On trouve sur Lexilogos, parmi les définitions du terme impatience, la définition suivante :
Manque de patience; incapacité de se contenir, considérée comme un trait de caractère. Synon. fougue, impétuosité, pétulance; anton. indolence, nonchalance. Chez les sujets fort sensibles, (...) une disposition singulière à l'impatience et à l'emportement (CABANIS, Rapp. phys. et mor., t. 2, 1808, p. 33). Le trait le plus saillant de son caractère était une impatience chronique, un mécontentement perpétuel qui devenait de la rage à la plus légère contradiction (BLOY, Femme pauvre, 1897, p. 201) :
Les deux principaux facteurs de l'impatience sont l'émotivité et la primarité. Les plus impatients des impatients sont donc les EP [émotifs primaires]. Les mêmes chez qui la liaison est immédiate et rapide de la pensée à l'acte ne savent pas attendre l'exécution des ordres qu'ils donnent.
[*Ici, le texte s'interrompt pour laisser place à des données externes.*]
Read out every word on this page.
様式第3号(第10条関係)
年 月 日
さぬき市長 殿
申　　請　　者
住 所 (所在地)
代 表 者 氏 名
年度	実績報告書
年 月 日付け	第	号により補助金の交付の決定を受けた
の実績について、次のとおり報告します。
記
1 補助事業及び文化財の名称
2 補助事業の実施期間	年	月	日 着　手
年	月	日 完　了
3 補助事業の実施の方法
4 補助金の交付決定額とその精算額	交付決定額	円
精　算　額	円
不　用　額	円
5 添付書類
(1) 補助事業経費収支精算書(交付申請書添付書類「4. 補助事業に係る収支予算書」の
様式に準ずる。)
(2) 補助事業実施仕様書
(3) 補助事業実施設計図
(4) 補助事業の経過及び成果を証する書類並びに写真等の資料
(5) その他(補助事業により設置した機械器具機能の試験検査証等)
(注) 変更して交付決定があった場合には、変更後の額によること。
L'impatience se liquide par des manifestations émotives...
MOUNIER, Traité caract., 1946, p. 424.

Je ne suis pas d'un naturel impatient. J'ai même plutôt tendance à considérer le temps comme un ami. Seulement là, j'avoue que depuis quelques jours, je suis assez impatiente que le temps passe.
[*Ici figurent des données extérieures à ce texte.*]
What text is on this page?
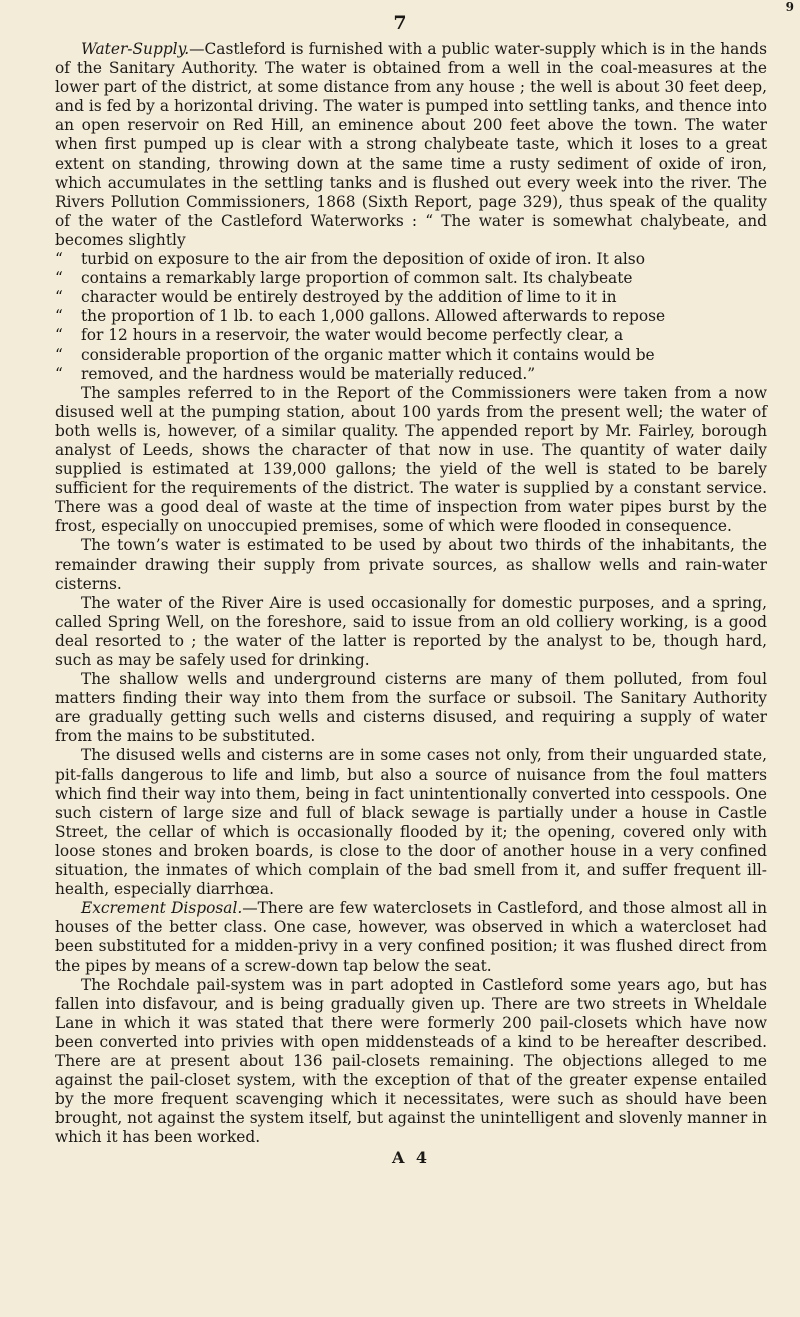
9
7

Water-Supply.—Castleford is furnished with a public water-supply which is in the hands of the Sanitary Authority. The water is obtained from a well in the coal-measures at the lower part of the district, at some distance from any house ; the well is about 30 feet deep, and is fed by a horizontal driving. The water is pumped into settling tanks, and thence into an open reservoir on Red Hill, an eminence about 200 feet above the town. The water when first pumped up is clear with a strong chalybeate taste, which it loses to a great extent on standing, throwing down at the same time a rusty sediment of oxide of iron, which accumulates in the settling tanks and is flushed out every week into the river. The Rivers Pollution Commissioners, 1868 (Sixth Report, page 329), thus speak of the quality of the water of the Castleford Waterworks : “ The water is somewhat chalybeate, and becomes slightly

“ turbid on exposure to the air from the deposition of oxide of iron. It also

“ contains a remarkably large proportion of common salt. Its chalybeate

“ character would be entirely destroyed by the addition of lime to it in

“ the proportion of 1 lb. to each 1,000 gallons. Allowed afterwards to repose

“ for 12 hours in a reservoir, the water would become perfectly clear, a

“ considerable proportion of the organic matter which it contains would be

“ removed, and the hardness would be materially reduced.”

The samples referred to in the Report of the Commissioners were taken from a now disused well at the pumping station, about 100 yards from the present well; the water of both wells is, however, of a similar quality. The appended report by Mr. Fairley, borough analyst of Leeds, shows the character of that now in use. The quantity of water daily supplied is estimated at 139,000 gallons; the yield of the well is stated to be barely sufficient for the requirements of the district. The water is supplied by a constant service. There was a good deal of waste at the time of inspection from water pipes burst by the frost, especially on unoccupied premises, some of which were flooded in consequence.

The town’s water is estimated to be used by about two thirds of the inhabitants, the remainder drawing their supply from private sources, as shallow wells and rain-water cisterns.

The water of the River Aire is used occasionally for domestic purposes, and a spring, called Spring Well, on the foreshore, said to issue from an old colliery working, is a good deal resorted to ; the water of the latter is reported by the analyst to be, though hard, such as may be safely used for drinking.

The shallow wells and underground cisterns are many of them polluted, from foul matters finding their way into them from the surface or subsoil. The Sanitary Authority are gradually getting such wells and cisterns disused, and requiring a supply of water from the mains to be substituted.

The disused wells and cisterns are in some cases not only, from their unguarded state, pit-falls dangerous to life and limb, but also a source of nuisance from the foul matters which find their way into them, being in fact unintentionally converted into cesspools. One such cistern of large size and full of black sewage is partially under a house in Castle Street, the cellar of which is occasionally flooded by it; the opening, covered only with loose stones and broken boards, is close to the door of another house in a very confined situation, the inmates of which complain of the bad smell from it, and suffer frequent ill-health, especially diarrhœa.

Excrement Disposal.—There are few waterclosets in Castleford, and those almost all in houses of the better class. One case, however, was observed in which a watercloset had been substituted for a midden-privy in a very confined position; it was flushed direct from the pipes by means of a screw-down tap below the seat.

The Rochdale pail-system was in part adopted in Castleford some years ago, but has fallen into disfavour, and is being gradually given up. There are two streets in Wheldale Lane in which it was stated that there were formerly 200 pail-closets which have now been converted into privies with open middensteads of a kind to be hereafter described. There are at present about 136 pail-closets remaining. The objections alleged to me against the pail-closet system, with the exception of that of the greater expense entailed by the more frequent scavenging which it necessitates, were such as should have been brought, not against the system itself, but against the unintelligent and slovenly manner in which it has been worked.

A 4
Une ancienne amie m'avait fait jadis lire, pendant des vacances d'été, un petit essai d'un auteur dont j'ai oublié évidemment le nom et l'adresse (sic), qui racontait comment un homme était tombé éperdument amoureux d'une femme au premier regard, et comment cette dernière lui avait donné rendez-vous longtemps après, dans un musée ou quelque chose dans ce genre là. L'homme en question avait eu tout le loisir de se représenter comment se passerait ce premier rendez-vous, il avait presque fait des projets à longs termes, il se voyait l'emmener sur son cheval blanc, et autres clichés du genre. Mais le jour du rendez-vous, la femme en question lui dit qu'ils ne se reverront plus jamais, qu'elle n'en avait jamais eu l'intention (grosso modo, mes souvenirs sont assez diffus), mais lui avait déclaré, impériale : " le meilleur c'est l'attente ".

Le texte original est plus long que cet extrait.